What Ariel says is very true about the pain. Mine was an excetionally difficult recovery, most likely because the surgeon who did my work was not one of the best, and I was but his third attempt. Things are much, much different now.

The pain that I was referring to was the emotional pain to which those that put off or try to resist transition go through. I just could not take it any more. I would do anything, RISK anything to make it stop. And I did.

I think you and 'Tash are doing fine...just hang in there and love one another.

Faline said...

I see above where you're not speaking of any particular person... so I won't apologize for anything I might have written to what you're feeling. I've seen lots of the infighting you describe and it gets very, very tiresome. FWIW, I've never read a word of Natasha's that indicates she's anything but a transsexual.

I'll admit that I do get concerned about how she is going to mentally handle her timeline. I assure you it's out of nothing but empathy and support.

- said...

Teagan, thank you. I am also concerned about that very same thing. My therapist wants me to take an extra pill for my "situational depression". But all the pills might do is take the edge off. I hope that's enough to get me through.

And to everyone else (and Teagan :D), I value each of you and what you bring to this process for me. I'm hoping once a few of my major stress balls clear the field, I can relax a bit more. I need to remember to breathe...

xoxo

xoxo

Marni said...

@ Teagan - We're all concerned about Natasha's timeline. So many little things (well, maybe not so little) have to fall into place before she can schedule the surgery, but even before that, she needs to be in a position where she can go full time for a year. We keep playing the lottery. That sure would make things easier! :-)

Faline said...

I'm playing too. If I win, I'll send some your way. :)

Terry said...

Sometimes in our attempts to understand and defend our actions we say things that may offend or hurt others without realizing it.

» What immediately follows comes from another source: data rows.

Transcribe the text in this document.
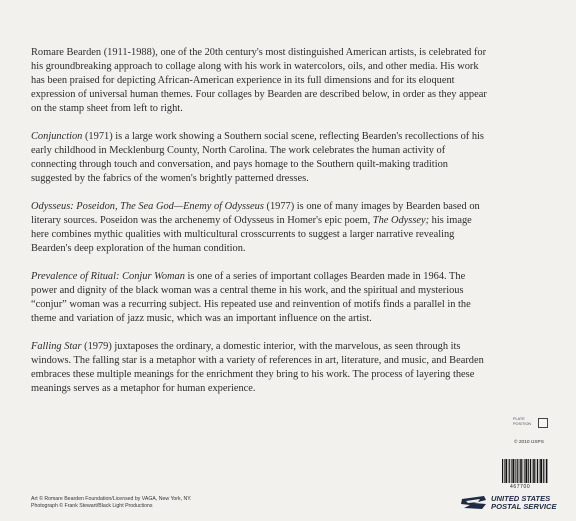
Romare Bearden (1911-1988), one of the 20th century's most distinguished American artists, is celebrated for his groundbreaking approach to collage along with his work in watercolors, oils, and other media. His work has been praised for depicting African-American experience in its full dimensions and for its eloquent expression of universal human themes. Four collages by Bearden are described below, in order as they appear on the stamp sheet from left to right.

Conjunction (1971) is a large work showing a Southern social scene, reflecting Bearden's recollections of his early childhood in Mecklenburg County, North Carolina. The work celebrates the human activity of connecting through touch and conversation, and pays homage to the Southern quilt-making tradition suggested by the fabrics of the women's brightly patterned dresses.

Odysseus: Poseidon, The Sea God—Enemy of Odysseus (1977) is one of many images by Bearden based on literary sources. Poseidon was the archenemy of Odysseus in Homer's epic poem, The Odyssey; his image here combines mythic qualities with multicultural crosscurrents to suggest a larger narrative revealing Bearden's deep exploration of the human condition.

Prevalence of Ritual: Conjur Woman is one of a series of important collages Bearden made in 1964. The power and dignity of the black woman was a central theme in his work, and the spiritual and mysterious “conjur” woman was a recurring subject. His repeated use and reinvention of motifs finds a parallel in the theme and variation of jazz music, which was an important influence on the artist.

Falling Star (1979) juxtaposes the ordinary, a domestic interior, with the marvelous, as seen through its windows. The falling star is a metaphor with a variety of references in art, literature, and music, and Bearden embraces these multiple meanings for the enrichment they bring to his work. The process of layering these meanings serves as a metaphor for human experience.

PLATE
POSITION
© 2010 USPS
467700
UNITED STATES
POSTAL SERVICE
Art © Romare Bearden Foundation/Licensed by VAGA, New York, NY.
Photograph © Frank Stewart/Black Light Productions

Transitioning late in life with family is tough no matter how you look at it. It's like a midlife crisis amplified.
There's a whole lot of guilt the late transitioner deals with even when a partner is as accepting and supportive as you. I'm lucky to have a supportive spouse and kids but it doesn't stop me from wishing I could have avoided this or give them back their man.

Supporting a family is a noble thing and in these times steady jobs are not that easy to come by. I met a post-op who had to go back to the male role to get work again as a carpenter. We all do what we got to do. I'm glad your there for your spouse. Hang in there.